A daily stress test to understand the true source of your stressors
What stresses you at work (and at home) might not be what you think. Take this test to learn more.
When I first started studying stress in the lab, I was shocked at how quickly you can get people’s stress indicators to tick up. We use a task called the Trier, where we have people stand in front of a panel of 3 judges, give a speech on why you’d make a good friend or count backwards in increments of 17, all while receiving nothing but blank stares in return. Intense tasks like these do the trick for a nice temporary stress burst.
But in real life, Triers are rare. Job interviews or bad dates maybe, but most of the time, the stressors feel smaller, and more frequent. Awkward moments during getting-acquainted conversations. A commute that ran late. Construction down the hall from your office, making Zoom meetings impossible.
We deal with these things, move on, and forget how they impact us days later. But often, there’s a “sleeper effect” of stressors on our health; it takes days before the psychological experience of stress impacts your physiology, and in turn, your sleep.
Most of us don’t have a great sense of what’s actually stressing us out. We know what we’re worried about in the morning before work, but it’s often not the anticipated stuff that’s doing the real damage. It’s the stressors that we didn’t plan for. It’s hard to understand your daily stress patterns without collecting data on yourself. To help you, I leveraged insights from stress expert and my long-time collaborator Wendy Berry Mendes and Amie Gordon to develop a daily stress test.
In Job Therapy, I gave this test to a group of people, and here are the key insights.
The test requires you to measure what you think will stress you out at the start of the day, and what actually stressed you out at the end of it. About 50% of anticipated stressors were not the biggest stressor of the day.

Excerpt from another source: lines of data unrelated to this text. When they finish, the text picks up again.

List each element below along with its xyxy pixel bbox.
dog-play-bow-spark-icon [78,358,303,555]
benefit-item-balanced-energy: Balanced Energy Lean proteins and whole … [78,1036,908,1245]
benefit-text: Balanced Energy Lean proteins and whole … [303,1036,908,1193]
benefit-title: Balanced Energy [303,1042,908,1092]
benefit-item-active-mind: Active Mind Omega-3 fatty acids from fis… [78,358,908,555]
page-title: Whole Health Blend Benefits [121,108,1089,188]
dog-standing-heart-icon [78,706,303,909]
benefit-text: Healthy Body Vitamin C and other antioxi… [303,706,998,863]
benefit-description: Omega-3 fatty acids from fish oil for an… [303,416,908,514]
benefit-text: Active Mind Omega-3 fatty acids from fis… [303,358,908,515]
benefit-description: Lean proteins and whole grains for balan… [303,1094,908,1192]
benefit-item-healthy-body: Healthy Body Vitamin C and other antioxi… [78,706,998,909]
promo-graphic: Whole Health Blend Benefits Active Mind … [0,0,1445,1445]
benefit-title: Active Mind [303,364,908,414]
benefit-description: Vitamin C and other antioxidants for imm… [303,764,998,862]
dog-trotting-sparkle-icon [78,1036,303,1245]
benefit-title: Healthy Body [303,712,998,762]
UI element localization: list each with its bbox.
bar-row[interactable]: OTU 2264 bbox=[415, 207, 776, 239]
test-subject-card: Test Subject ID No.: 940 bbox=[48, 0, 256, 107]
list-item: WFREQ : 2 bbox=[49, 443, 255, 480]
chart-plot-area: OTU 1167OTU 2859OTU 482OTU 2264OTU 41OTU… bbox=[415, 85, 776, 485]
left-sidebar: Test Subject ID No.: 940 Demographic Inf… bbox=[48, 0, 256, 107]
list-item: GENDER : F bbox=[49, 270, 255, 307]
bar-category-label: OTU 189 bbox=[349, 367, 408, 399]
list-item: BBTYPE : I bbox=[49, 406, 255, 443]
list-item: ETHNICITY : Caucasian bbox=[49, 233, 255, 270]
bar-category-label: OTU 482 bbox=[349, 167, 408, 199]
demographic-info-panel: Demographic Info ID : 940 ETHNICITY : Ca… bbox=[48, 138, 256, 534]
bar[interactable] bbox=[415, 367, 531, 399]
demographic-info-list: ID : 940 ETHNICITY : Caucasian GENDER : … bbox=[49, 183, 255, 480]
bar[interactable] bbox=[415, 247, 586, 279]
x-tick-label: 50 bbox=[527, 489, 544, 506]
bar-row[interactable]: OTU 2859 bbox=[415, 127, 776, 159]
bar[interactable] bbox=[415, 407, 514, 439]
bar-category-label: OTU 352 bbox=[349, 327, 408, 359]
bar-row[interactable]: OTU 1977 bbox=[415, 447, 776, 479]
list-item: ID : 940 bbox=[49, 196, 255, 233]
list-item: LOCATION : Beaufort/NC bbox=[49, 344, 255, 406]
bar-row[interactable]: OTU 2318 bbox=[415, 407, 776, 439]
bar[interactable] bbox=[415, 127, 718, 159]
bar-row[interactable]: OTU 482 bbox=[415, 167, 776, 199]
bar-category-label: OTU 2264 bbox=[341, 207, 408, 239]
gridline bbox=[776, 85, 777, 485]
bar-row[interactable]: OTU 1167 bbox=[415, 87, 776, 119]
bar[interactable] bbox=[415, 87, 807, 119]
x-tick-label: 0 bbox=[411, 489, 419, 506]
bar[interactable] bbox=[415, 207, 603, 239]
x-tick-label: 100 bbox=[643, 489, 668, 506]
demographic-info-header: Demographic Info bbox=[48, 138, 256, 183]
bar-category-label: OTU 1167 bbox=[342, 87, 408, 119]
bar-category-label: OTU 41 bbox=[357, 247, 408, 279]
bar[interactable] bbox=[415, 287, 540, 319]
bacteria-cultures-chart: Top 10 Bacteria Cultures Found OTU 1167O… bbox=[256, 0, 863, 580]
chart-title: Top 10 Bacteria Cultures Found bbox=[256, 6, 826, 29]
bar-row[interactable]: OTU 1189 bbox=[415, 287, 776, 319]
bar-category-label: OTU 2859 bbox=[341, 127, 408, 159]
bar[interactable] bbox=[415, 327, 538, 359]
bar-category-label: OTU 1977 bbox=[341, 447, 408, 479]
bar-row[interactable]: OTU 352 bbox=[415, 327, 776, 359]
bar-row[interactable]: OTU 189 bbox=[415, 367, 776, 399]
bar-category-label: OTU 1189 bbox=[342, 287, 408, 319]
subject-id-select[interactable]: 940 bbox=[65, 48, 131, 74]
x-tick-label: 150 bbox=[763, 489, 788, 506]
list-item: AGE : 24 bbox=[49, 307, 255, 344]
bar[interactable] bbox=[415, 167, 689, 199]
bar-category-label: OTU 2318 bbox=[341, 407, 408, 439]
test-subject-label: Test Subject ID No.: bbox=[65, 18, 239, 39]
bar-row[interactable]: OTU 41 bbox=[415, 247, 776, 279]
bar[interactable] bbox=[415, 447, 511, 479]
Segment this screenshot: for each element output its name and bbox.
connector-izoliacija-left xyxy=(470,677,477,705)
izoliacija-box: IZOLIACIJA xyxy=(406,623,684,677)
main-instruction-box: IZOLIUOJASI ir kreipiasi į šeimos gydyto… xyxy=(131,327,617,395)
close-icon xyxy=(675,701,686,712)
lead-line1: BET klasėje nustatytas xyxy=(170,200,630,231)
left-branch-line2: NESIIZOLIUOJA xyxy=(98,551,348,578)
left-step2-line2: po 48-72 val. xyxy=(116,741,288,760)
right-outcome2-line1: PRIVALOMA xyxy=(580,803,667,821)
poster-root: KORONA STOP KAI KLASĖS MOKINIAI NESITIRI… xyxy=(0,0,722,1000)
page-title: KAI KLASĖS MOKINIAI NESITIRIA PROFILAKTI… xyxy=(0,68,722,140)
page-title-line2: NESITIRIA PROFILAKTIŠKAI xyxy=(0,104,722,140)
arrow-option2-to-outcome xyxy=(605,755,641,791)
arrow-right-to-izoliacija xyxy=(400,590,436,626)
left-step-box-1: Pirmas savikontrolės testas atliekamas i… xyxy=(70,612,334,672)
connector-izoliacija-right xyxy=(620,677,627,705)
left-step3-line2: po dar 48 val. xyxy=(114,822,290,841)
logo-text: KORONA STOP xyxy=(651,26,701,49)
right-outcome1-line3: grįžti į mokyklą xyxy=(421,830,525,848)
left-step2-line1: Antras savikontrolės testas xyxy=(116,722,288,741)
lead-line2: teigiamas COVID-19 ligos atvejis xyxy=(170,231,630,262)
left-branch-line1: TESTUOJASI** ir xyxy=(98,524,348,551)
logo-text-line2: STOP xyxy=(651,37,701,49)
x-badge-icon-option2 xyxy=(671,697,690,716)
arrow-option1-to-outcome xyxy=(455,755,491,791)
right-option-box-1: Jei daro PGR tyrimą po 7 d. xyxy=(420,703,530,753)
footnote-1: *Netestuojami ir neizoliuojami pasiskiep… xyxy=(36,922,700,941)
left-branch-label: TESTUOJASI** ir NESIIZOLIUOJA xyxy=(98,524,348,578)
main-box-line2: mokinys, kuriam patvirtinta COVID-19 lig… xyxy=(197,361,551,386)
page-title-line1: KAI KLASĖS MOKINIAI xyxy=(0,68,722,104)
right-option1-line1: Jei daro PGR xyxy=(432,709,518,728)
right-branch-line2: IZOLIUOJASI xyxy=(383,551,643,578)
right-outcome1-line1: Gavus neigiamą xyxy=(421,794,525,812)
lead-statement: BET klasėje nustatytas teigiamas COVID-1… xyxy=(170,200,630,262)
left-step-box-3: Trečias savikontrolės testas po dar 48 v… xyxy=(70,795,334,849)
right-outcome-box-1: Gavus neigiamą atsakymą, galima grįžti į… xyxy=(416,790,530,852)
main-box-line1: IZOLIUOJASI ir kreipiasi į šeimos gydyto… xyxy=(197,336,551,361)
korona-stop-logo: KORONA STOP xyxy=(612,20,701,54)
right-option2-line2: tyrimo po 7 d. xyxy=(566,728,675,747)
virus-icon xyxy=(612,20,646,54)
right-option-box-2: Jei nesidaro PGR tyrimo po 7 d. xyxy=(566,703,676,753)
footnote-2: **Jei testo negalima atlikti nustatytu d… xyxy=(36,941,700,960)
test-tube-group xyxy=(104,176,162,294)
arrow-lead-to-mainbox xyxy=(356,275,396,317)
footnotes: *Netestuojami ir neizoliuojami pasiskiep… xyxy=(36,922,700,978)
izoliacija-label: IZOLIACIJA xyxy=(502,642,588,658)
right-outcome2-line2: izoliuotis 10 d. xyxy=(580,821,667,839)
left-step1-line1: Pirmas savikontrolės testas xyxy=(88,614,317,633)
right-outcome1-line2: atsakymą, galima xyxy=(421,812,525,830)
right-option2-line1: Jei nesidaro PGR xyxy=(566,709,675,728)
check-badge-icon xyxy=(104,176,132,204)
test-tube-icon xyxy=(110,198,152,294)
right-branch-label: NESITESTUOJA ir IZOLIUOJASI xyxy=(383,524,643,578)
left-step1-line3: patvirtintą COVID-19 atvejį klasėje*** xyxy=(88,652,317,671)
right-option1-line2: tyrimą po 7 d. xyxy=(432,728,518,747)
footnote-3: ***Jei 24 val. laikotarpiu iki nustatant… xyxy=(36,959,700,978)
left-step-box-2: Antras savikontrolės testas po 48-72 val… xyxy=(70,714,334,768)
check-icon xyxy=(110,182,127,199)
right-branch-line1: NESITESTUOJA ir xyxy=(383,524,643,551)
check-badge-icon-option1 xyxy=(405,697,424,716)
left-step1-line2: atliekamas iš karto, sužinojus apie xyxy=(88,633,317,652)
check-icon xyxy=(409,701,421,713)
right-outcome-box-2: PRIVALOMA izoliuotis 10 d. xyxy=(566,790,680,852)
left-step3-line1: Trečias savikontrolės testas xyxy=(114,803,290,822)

The things that we anticipate as our biggest stressors in the morning often wind up not being that bad. If you can anticipate it, you plan for it.
Despite end-of-day reported stressors being “surprises” to people (meaning they didn’t anticipate them in the morning), they aren’t novel. In fact, most people had a lot of experience with them. They simply aren’t good at predicting them, unless prompted to do so.
Here are the ways you can use the test
For yourself! Learn your own patterns, and with these data in hand, you can start to make changes to your daily behaviors. If you’re looking for a new job, use your answers during networking conversations to learn what stress triggers you’re likely to encounter at new jobs and in new careers.
As a career coach. Help clients identify their patterns of stress so they can identify sources of unhappiness at work.
As a leader or manager. Help your people learn what triggers their stress, and have open conversations about it. The best way to improve well-being at work is to have active conversations around daily stressors, and how to make daily changes to reduce them.